Steinhoff faces a liquidity shortfall following the accounting problems and on Monday it sold a stake in investment firm PSG Group for 7.1 billion rand, after securing 60 million euros from South African lenders the previous week.

But roughly 2 billion euros of the company’s 10.7 billion euros in debts mature this year and it has called a meeting with some of its European-based creditors on Friday.

Creditors have been joining forces to position themselves for a potential debt restructuring, people close to the matter said this week.

“We want to recoup as much as possible and that is why we have an agreement with PIC to have a joint class action to make sure that happens… to try and recoup the losses of those investments,” Tahir Maepa, deputy general manager at the Public Servants Association (PSA) told a news conference.

PSA said documents it had obtained from Steinhoff painted a picture of a company with a “complete collapse” of corporate governance and “real maladministration” of its tax system.

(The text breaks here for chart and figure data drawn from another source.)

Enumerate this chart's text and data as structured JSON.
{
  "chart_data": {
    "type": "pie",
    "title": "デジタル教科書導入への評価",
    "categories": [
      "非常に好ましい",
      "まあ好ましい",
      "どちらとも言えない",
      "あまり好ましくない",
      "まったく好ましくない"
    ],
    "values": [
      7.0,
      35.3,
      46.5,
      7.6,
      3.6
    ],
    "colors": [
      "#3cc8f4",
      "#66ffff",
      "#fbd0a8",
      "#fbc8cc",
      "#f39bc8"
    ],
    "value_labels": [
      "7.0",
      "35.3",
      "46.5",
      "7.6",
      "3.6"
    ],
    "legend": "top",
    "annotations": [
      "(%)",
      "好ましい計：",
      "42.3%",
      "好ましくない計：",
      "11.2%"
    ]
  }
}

Steinhoff said auditing firm PricewaterhouseCoopers (PwC) had been hired to conduct a full forensic investigation without limitation, as the board sought to uncover what went on.
”When we have the results of the PwC investigation, we will take appropriate action against anyone found to have been involved in maladministration and dishonesty, it said.

“Steinhoff is unable to comment on the merits of any legal action that is not before us,” it added in response to questions from Reuters.

Steinhoff shares fell as much as 8 percent and 6 percent in Johannesburg and Frankfurt respectively on Thursday, before closing the day down 1.1 percent in Johannesburg and down 3.2 percent in Frankfurt.